[TriLUG] Anyone using rdiff-backup?

Alan Porter via TriLUG trilug at trilug.org
Fri Feb 24 17:33:29 EST 2023



> For versioning you roll your own. See
> 
> http://troubleshooters.com/lpm/200609/200609.htm#Using_hardlinks_to_create_incremental


I rolled my own about 10 years ago, and have been using it ever since.

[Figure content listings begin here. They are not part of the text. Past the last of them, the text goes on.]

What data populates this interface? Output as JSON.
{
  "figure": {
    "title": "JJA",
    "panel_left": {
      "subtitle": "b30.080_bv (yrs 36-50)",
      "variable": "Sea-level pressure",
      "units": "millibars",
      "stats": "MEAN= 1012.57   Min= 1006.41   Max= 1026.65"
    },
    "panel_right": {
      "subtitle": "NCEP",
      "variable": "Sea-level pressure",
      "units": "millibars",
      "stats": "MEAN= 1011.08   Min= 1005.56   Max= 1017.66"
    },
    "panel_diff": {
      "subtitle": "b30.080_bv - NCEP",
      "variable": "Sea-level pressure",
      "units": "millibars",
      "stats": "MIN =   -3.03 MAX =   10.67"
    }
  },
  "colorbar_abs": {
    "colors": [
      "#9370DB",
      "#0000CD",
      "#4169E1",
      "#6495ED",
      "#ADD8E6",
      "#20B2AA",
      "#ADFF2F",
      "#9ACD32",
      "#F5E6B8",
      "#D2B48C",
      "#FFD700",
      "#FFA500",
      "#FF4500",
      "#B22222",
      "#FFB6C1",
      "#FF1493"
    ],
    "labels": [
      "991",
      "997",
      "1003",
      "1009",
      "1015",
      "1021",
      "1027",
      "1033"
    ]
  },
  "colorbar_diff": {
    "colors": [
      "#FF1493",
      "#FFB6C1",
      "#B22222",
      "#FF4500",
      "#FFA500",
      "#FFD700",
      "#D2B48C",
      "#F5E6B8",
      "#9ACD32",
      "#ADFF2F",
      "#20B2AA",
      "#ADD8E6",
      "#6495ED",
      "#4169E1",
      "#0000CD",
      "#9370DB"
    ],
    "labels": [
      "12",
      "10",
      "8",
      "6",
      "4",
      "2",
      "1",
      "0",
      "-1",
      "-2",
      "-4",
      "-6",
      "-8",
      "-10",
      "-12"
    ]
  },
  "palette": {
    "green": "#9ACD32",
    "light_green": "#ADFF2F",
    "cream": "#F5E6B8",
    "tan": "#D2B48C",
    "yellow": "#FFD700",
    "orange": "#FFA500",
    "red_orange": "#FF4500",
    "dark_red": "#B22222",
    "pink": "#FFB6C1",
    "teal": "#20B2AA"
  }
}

https://github.com/sudoer/flashback

This project started off as a wrapper around "rsback", which was a 
wrapper around "rsync".  But eventually I eliminated the middle man 
entirely.  Now it's just a python script that calls rsync and cp with 
all of the arguments that you'd want.

It does incremental backups on whatever schedule you want... 4 daily 
backups and 10 weekly, whatever.  It aggressively checks for any machine 
that it has not backed up in the required time.  For example, if I turn 
on my laptop after being powered off for a while, within 10 minutes, 
flashback will notice and start backing it up.  Incremental backups 
(with hard links) are super fast.

All of the configuration is done using a couple of text files in /etc, 
and all status is presented using simple text files in 
/var/lib/flashback.  It's made to be set-and-forget -- which backups 
should definitely be.  Restores are manual... ssh into the box and scp 
the restored files back to the machine where it was backed up (using the 
keys you've already exchanged).

It takes almost no resources.  I originally ran it on a Pogo Plug, but 
eventually moved it to a Raspberry Pi with an external USB HDD.